Wer willens ist, in Frankfurt eine Stiftung zu gründen, erhält bei der Stiftungsaufsicht eine Erstberatung. Das stellt hessenweit einen historischen Sonderfall dar: Während andernorts im Bundesland die Regierungspräsidien für die Aufsicht der Stiftungen zuständig sind, wurde dieses Aufgabe bereits im Jahr 1525 an den Frankfurter Magistrat übertragen – nur die Genehmigung selbst läuft über das Regierungspräsidium Darmstadt.

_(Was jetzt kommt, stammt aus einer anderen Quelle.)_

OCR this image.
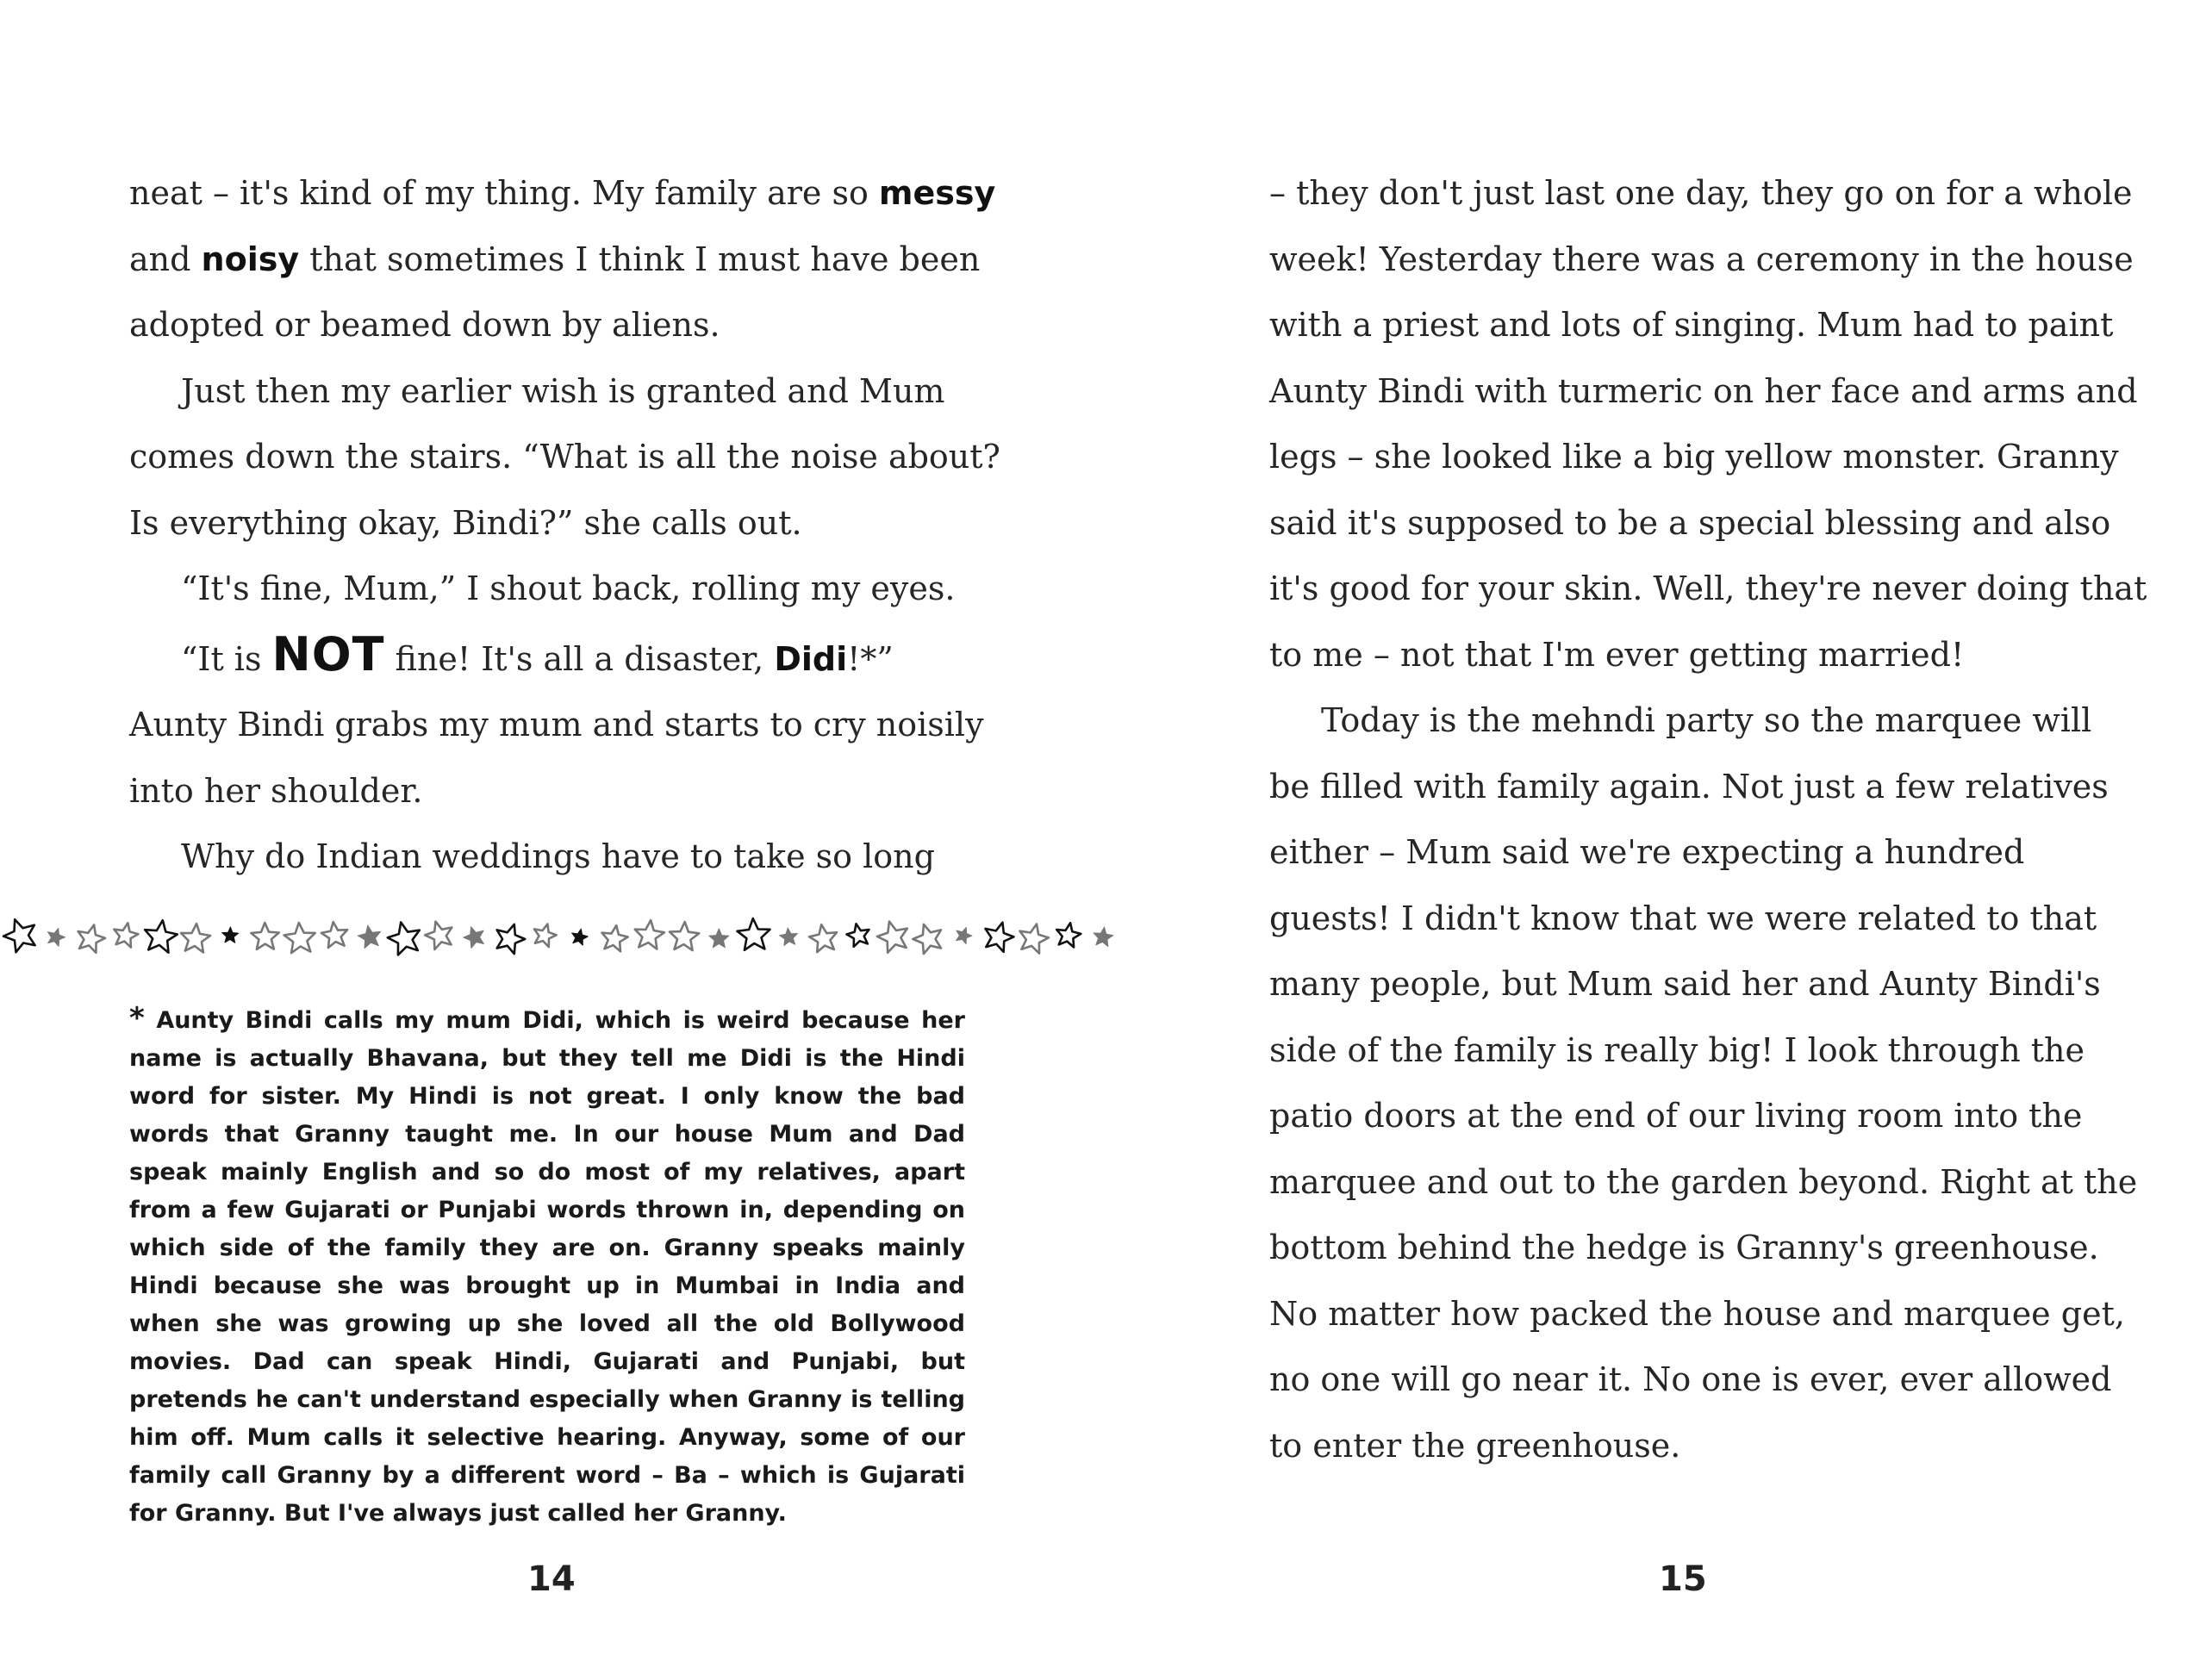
neat – it's kind of my thing. My family are so messy

and noisy that sometimes I think I must have been

adopted or beamed down by aliens.

Just then my earlier wish is granted and Mum

comes down the stairs. “What is all the noise about?

Is everything okay, Bindi?” she calls out.

“It's fine, Mum,” I shout back, rolling my eyes.

“It is NOT fine! It's all a disaster, Didi!*”

Aunty Bindi grabs my mum and starts to cry noisily

into her shoulder.

Why do Indian weddings have to take so long

* Aunty Bindi calls my mum Didi, which is weird because her name is actually Bhavana, but they tell me Didi is the Hindi word for sister. My Hindi is not great. I only know the bad words that Granny taught me. In our house Mum and Dad speak mainly English and so do most of my relatives, apart from a few Gujarati or Punjabi words thrown in, depending on which side of the family they are on. Granny speaks mainly Hindi because she was brought up in Mumbai in India and when she was growing up she loved all the old Bollywood movies. Dad can speak Hindi, Gujarati and Punjabi, but pretends he can't understand especially when Granny is telling him off. Mum calls it selective hearing. Anyway, some of our family call Granny by a different word – Ba – which is Gujarati for Granny. But I've always just called her Granny.

14

– they don't just last one day, they go on for a whole

week! Yesterday there was a ceremony in the house

with a priest and lots of singing. Mum had to paint

Aunty Bindi with turmeric on her face and arms and

legs – she looked like a big yellow monster. Granny

said it's supposed to be a special blessing and also

it's good for your skin. Well, they're never doing that

to me – not that I'm ever getting married!

Today is the mehndi party so the marquee will

be filled with family again. Not just a few relatives

either – Mum said we're expecting a hundred

guests! I didn't know that we were related to that

many people, but Mum said her and Aunty Bindi's

side of the family is really big! I look through the

patio doors at the end of our living room into the

marquee and out to the garden beyond. Right at the

bottom behind the hedge is Granny's greenhouse.

No matter how packed the house and marquee get,

no one will go near it. No one is ever, ever allowed

to enter the greenhouse.

15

Wie die Zahlen belegen, ist der Bürgerwille, Gutes für das Gemeinwohl zu tun, in Frankfurt ungebrochen – trotz der Finanzlage ist ein regelrechter Gründungsboom zu beobachten: Gab es 1999 noch 260 Stiftungen, sind es im Oktober 2015 exakt 580. Allein seit Anfang 2014 wurden knapp 30 neue Stiftungen genehmigt – zur Förderung des Zoos oder der Parkinson-Forschung, zur Unterstützung der Alten-, Jugend- oder Flüchtlingshilfe, zur Verbesserung der Kommunikation mit Taubstummen und vielem mehr.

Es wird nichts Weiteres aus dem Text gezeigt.